The Wesleyan Quadrilateral: Scripture, Tradition, Reason, Experience

Ordained Minister, M.Div.
May 30, 2026
2 min read

Albert Outler coined the term 'Wesleyan Quadrilateral' in the 1960s to describe the four sources Wesley drew on in theological reflection: Scripture, tradition, reason, and experience. Though Wesley never used this term, Outler argued it accurately captured his method. The concept was later incorporated into the United Methodist Church's doctrinal standards in 1972 - and has been vigorously debated ever since.
Scripture: The Primary Source
For Wesley, Scripture was not one source among four equals. It was the primary, supreme, and norming authority. He called himself homo unius libri - a man of one book. The other three sources serve Scripture: they are lenses through which Scripture is read and applied, not independent authorities that can override it. A quadrilateral that treats all four sources as equal has distorted Wesley's actual method.

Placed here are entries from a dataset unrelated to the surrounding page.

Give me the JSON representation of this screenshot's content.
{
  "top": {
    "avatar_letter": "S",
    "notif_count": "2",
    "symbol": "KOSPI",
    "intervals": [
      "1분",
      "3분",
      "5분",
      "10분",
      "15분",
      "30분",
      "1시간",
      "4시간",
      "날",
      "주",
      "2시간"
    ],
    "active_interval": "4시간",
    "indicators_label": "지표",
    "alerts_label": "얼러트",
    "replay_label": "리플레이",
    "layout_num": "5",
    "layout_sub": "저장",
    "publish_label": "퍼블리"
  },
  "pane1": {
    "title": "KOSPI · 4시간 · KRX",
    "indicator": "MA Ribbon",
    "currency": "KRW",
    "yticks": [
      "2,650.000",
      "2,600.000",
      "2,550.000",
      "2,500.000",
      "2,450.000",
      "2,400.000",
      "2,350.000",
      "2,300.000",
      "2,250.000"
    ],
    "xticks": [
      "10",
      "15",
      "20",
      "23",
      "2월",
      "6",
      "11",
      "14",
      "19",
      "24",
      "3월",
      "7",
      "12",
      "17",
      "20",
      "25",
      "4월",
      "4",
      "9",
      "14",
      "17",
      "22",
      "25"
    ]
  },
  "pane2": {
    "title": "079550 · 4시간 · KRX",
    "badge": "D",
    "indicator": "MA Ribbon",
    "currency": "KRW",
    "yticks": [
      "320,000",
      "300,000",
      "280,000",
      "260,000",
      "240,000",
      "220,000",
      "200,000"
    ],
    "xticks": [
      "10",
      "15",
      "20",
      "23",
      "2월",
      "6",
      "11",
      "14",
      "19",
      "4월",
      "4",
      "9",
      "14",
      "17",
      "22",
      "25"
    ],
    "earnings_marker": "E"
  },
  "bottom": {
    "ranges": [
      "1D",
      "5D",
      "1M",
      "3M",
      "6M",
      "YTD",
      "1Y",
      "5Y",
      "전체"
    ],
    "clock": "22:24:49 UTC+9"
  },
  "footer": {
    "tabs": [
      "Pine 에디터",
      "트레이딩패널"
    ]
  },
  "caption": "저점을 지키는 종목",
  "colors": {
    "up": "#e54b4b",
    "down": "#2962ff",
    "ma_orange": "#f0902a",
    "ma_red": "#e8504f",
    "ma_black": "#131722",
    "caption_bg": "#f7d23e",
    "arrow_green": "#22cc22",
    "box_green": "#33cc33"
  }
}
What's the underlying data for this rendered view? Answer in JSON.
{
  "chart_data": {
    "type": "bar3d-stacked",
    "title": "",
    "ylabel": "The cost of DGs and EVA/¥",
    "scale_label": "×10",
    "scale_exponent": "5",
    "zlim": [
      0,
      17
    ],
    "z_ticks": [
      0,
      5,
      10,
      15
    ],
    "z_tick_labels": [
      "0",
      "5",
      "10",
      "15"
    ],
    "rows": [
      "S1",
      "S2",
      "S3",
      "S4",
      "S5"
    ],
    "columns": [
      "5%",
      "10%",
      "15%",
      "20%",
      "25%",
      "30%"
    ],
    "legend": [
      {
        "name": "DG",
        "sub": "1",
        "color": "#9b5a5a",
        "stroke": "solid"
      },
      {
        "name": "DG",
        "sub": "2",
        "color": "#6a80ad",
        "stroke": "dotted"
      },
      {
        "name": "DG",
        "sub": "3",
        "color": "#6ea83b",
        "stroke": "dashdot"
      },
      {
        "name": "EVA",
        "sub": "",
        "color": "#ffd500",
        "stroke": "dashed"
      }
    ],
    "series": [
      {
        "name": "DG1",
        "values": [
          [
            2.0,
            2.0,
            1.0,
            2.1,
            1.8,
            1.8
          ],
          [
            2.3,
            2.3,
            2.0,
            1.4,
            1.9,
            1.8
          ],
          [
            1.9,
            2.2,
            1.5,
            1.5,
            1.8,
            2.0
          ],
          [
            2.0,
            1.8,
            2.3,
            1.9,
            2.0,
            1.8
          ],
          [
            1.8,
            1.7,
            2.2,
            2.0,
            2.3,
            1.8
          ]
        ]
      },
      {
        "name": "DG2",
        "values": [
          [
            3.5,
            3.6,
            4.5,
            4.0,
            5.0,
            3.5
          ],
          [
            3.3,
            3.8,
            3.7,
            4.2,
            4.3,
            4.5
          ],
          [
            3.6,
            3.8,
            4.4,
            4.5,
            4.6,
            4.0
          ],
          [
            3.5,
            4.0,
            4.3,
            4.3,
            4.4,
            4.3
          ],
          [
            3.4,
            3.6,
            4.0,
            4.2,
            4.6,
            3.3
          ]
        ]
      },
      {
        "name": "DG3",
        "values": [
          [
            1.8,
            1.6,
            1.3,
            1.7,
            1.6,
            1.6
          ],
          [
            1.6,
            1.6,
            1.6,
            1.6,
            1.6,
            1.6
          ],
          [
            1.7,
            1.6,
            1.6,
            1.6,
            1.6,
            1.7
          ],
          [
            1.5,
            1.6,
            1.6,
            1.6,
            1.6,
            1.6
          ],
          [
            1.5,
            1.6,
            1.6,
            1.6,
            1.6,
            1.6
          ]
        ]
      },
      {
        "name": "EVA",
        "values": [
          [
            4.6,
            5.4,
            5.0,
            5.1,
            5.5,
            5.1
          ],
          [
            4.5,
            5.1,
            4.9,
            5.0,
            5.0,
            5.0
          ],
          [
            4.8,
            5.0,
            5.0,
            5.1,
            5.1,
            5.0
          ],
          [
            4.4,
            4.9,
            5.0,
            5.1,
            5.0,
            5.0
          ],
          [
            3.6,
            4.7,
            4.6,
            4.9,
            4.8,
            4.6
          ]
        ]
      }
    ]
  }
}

Tradition: The Witness of the Church
Wesley was deeply learned in the early church fathers and drew heavily on the Eastern tradition's emphasis on theosis and the Western tradition's emphasis on grace. Tradition is the accumulated wisdom of the Church's interpretation of Scripture. It cannot overrule Scripture (pace Rome), but it is a powerful check against novelty. If your reading of a text has never occurred to any Christian in 2,000 years, that should give you pause.

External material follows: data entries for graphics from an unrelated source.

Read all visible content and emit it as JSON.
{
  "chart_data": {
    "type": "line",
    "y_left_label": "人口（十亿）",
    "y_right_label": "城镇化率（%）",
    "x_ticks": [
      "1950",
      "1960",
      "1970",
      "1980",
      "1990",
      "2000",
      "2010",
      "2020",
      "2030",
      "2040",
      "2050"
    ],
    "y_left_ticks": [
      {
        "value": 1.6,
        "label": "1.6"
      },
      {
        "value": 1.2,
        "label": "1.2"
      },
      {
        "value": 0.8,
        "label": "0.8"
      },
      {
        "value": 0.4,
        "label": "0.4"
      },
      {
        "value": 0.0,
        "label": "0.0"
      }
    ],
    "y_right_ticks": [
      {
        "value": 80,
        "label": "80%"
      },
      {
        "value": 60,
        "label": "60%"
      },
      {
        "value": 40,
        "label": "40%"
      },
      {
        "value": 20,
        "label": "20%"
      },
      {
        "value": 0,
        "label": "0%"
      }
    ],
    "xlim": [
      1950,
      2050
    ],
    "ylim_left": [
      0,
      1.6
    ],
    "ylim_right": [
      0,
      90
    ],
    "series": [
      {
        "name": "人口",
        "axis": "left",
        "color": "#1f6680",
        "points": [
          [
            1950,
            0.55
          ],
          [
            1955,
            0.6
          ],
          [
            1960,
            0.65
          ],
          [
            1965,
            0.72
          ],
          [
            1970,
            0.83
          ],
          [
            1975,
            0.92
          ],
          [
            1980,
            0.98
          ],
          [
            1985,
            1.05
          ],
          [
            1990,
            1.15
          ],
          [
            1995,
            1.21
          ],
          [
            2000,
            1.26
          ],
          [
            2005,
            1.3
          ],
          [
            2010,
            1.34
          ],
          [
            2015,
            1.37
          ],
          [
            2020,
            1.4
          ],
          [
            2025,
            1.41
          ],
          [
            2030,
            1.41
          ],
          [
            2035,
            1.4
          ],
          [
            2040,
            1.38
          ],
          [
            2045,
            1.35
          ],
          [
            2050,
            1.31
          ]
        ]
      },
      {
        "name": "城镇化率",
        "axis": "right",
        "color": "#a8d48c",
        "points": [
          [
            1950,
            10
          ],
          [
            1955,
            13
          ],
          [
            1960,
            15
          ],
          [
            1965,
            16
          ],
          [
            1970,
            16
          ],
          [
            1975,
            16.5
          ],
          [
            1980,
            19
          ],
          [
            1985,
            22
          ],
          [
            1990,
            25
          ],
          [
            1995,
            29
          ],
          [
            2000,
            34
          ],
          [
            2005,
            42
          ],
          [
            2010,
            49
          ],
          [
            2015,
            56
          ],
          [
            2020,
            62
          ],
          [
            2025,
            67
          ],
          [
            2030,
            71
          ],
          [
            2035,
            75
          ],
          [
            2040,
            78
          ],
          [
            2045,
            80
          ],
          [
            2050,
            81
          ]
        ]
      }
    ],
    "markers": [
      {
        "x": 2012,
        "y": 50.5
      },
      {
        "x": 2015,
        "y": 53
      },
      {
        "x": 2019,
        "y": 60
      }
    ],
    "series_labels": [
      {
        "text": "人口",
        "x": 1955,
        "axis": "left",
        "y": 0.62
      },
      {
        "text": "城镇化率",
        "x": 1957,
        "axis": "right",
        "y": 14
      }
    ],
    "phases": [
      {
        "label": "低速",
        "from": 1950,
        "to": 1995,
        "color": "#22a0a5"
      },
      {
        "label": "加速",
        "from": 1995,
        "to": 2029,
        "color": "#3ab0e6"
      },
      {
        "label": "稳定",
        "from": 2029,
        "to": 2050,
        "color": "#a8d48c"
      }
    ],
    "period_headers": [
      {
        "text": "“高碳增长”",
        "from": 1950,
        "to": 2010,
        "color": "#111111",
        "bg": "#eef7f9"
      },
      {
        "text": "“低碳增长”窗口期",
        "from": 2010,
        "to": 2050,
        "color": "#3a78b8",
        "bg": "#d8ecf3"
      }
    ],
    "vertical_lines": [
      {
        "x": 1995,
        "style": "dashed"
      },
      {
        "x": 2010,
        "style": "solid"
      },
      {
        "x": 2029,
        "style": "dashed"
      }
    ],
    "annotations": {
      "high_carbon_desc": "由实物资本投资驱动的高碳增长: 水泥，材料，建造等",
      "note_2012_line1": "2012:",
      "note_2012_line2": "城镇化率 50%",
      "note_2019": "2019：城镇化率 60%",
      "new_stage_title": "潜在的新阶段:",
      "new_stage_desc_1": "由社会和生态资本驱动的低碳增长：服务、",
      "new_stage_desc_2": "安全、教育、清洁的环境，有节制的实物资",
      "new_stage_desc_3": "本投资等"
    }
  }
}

Reason: The Tool of Interpretation
Reason for Wesley is not rationalism. It is not the authority of autonomous human logic standing over Scripture. It is the God-given capacity to read texts carefully, follow arguments, and avoid internal contradictions. Theological claims must be internally coherent. Wesley was contemptuous of mysticism that gloried in paradox for its own sake. Faith seeks understanding.

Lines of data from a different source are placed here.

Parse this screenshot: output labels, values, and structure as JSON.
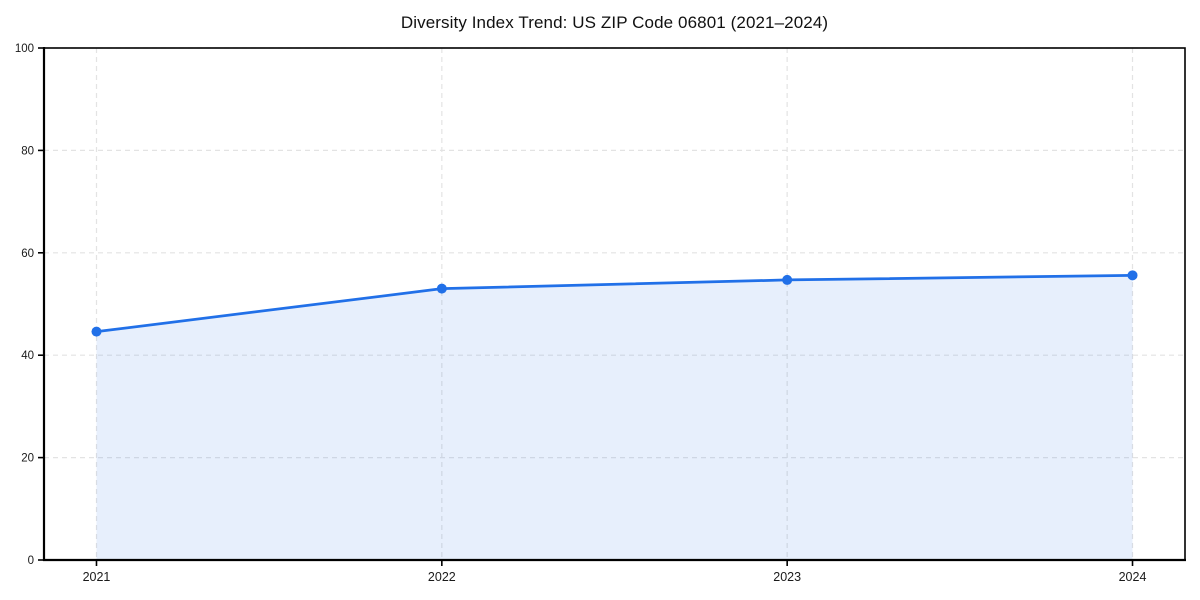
{
  "page": {
    "background_color": "#ffffff"
  },
  "chart_data": {
    "type": "area",
    "title": "Diversity Index Trend: US ZIP Code 06801 (2021–2024)",
    "categories": [
      "2021",
      "2022",
      "2023",
      "2024"
    ],
    "series": [
      {
        "name": "Diversity Index",
        "values": [
          44.6,
          53.0,
          54.7,
          55.6
        ]
      }
    ],
    "xlabel": "",
    "ylabel": "",
    "ylim": [
      0,
      100
    ],
    "yticks": [
      0,
      20,
      40,
      60,
      80,
      100
    ],
    "grid": true,
    "grid_style": "dashed",
    "legend": "none",
    "line_color": "#2170e8",
    "fill_opacity": 0.11,
    "marker": "circle",
    "marker_radius": 5,
    "line_width": 2.75,
    "grid_color": "#e3e3e3",
    "axis_color": "#000000",
    "tick_label_color": "#1a1a1a",
    "title_color": "#111111"
  }
}
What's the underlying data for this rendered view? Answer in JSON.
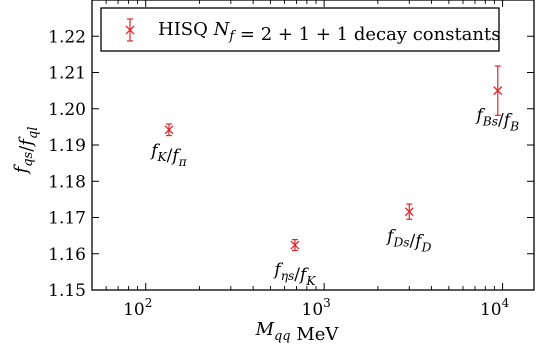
{
  "chart_data": {
    "type": "scatter",
    "title": "",
    "xlabel": "M_qq MeV",
    "ylabel": "f_qs/f_ql",
    "xscale": "log",
    "xlim": [
      50,
      15000
    ],
    "ylim": [
      1.15,
      1.23
    ],
    "grid": false,
    "legend_position": "top-right",
    "x_ticks": [
      {
        "value": 100,
        "label": "10^2"
      },
      {
        "value": 1000,
        "label": "10^3"
      },
      {
        "value": 10000,
        "label": "10^4"
      }
    ],
    "y_ticks": [
      1.15,
      1.16,
      1.17,
      1.18,
      1.19,
      1.2,
      1.21,
      1.22
    ],
    "series": [
      {
        "name": "HISQ N_f = 2+1+1 decay constants",
        "color": "#e0262b",
        "marker": "x",
        "points": [
          {
            "x": 135,
            "y": 1.1942,
            "err": 0.0016,
            "label": "f_K/f_π"
          },
          {
            "x": 686,
            "y": 1.1624,
            "err": 0.0015,
            "label": "f_ηs/f_K"
          },
          {
            "x": 3000,
            "y": 1.1716,
            "err": 0.0021,
            "label": "f_Ds/f_D"
          },
          {
            "x": 9400,
            "y": 1.205,
            "err": 0.0068,
            "label": "f_Bs/f_B"
          }
        ]
      }
    ]
  }
}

Experience: The Confirming Witness
Experience is perhaps the most frequently misused source. Wesley meant the inner witness of the Holy Spirit confirming the truths of Scripture - what he called the direct witness of the Spirit that we are children of God (Romans 8:16). He emphatically did not mean personal feelings as a ground for revising doctrine. Experience confirms Scripture; it does not supplement it.
Used rightly, the Quadrilateral is a helpful description of how all thoughtful theologians work. Used wrongly, it becomes a license to dismiss inconvenient biblical texts by appealing to experience or contemporary reason. Wesley himself would have recognized the latter as a betrayal of his method - he placed Scripture first not as a formality but as a conviction.